Ron Keller’s set included soaring arches and cathedral windows. I did not have any preconceived ideas of how the set should look but I was surprisingly disappointed; I found it functional but minimal. And the three holes in the floor – for the orchestra and a surprise “cameo” appearance near the end of Act 2 – made the choreography and the wild chase scene just a bit more challenging and breathless than they needed to be.
Set in Philadelphia in 1977, Sister Act is filled with 1970s icons and references and local signatures from Philly cheesesteaks and “Rapper’s Delight” to R&B, Pop, and Disco complete with a spinning disco ball. As with other highly popular musicals which have also been movies (e.g. The Color Purple, Dreamgirls, West Side Story), I suspect Sister Act will bring people to the theater who don’t normally come to many of the local theater productions. At intermission, I overheard one man say, “What a wonderfully fantastic show.” My companion liked the 1970s musical genres, the Philadelphia-specific references, and “a story I could follow.”

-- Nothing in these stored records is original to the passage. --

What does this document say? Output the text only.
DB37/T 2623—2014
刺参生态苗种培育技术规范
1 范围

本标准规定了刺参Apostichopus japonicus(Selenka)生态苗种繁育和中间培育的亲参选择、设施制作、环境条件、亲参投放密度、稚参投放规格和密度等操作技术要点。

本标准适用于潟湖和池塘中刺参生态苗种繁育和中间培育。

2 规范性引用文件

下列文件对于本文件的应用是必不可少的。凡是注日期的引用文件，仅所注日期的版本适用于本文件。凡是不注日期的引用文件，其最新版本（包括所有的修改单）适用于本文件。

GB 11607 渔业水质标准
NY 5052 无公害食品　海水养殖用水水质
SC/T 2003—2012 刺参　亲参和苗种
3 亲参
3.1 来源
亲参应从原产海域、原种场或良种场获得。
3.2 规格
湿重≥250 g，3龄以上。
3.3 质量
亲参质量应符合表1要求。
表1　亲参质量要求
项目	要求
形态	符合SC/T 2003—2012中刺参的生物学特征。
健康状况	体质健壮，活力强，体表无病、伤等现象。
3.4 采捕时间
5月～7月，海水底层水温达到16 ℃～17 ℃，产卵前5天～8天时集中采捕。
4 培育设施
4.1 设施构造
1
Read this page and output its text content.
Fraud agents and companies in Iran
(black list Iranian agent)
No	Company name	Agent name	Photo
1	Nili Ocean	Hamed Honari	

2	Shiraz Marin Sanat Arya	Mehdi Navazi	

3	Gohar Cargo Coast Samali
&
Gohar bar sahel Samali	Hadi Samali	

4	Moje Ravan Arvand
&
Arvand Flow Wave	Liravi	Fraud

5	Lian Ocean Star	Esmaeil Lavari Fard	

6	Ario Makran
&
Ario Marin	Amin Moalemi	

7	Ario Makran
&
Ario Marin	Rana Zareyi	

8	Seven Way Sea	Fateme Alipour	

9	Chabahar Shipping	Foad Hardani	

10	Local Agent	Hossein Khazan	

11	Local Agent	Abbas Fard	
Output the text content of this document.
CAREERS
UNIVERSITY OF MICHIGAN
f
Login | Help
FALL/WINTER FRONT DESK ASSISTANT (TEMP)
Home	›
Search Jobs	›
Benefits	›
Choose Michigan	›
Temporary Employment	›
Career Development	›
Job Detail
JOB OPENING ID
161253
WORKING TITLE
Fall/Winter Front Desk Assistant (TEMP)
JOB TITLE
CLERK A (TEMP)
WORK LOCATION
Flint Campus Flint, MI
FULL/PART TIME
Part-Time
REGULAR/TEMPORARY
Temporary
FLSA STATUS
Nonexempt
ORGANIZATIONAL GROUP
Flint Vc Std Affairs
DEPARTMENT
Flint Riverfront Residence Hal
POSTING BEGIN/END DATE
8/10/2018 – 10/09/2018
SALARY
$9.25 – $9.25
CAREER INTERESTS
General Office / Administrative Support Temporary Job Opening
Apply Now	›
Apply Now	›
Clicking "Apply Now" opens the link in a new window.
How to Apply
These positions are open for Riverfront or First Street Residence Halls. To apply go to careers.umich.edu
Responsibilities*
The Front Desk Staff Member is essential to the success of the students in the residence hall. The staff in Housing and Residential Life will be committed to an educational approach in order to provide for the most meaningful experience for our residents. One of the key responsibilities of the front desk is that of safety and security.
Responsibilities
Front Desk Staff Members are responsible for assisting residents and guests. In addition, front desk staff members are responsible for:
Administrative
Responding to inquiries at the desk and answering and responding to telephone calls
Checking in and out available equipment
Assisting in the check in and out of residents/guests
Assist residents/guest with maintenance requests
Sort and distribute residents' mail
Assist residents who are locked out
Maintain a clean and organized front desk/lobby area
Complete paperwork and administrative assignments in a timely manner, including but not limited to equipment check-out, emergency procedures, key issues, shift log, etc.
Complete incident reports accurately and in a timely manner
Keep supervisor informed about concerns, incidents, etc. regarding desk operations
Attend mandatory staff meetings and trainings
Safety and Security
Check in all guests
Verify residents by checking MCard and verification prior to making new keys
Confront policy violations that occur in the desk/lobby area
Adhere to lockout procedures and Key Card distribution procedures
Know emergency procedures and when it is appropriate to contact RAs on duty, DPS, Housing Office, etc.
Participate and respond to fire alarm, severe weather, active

Sister Act, based on the 1992 film starring Whoopie Goldberg, is written by Cheri Steinkellner and Bill Steinkellner, with music by Alan Menken and lyrics by Glenn Slater and additional book material by Douglas Carter Beane. Robin Arthur, who directed last year’s Beauty and the Beast, directed and choreographed – keeping things moving at a lively pace. The Virginia Rep website admonishes that Sister Act has adult themes and language, but I didn’t find it particularly strong and not at all offensive. The show runs about 2 ½ hours, with one intermission, but it moves along at such a good clip that you’re not even aware of the passage of time.
Julinda D. Lewis is a dancer, teacher, and writer who was born in Brooklyn, NY and now lives in Eastern Henrico County.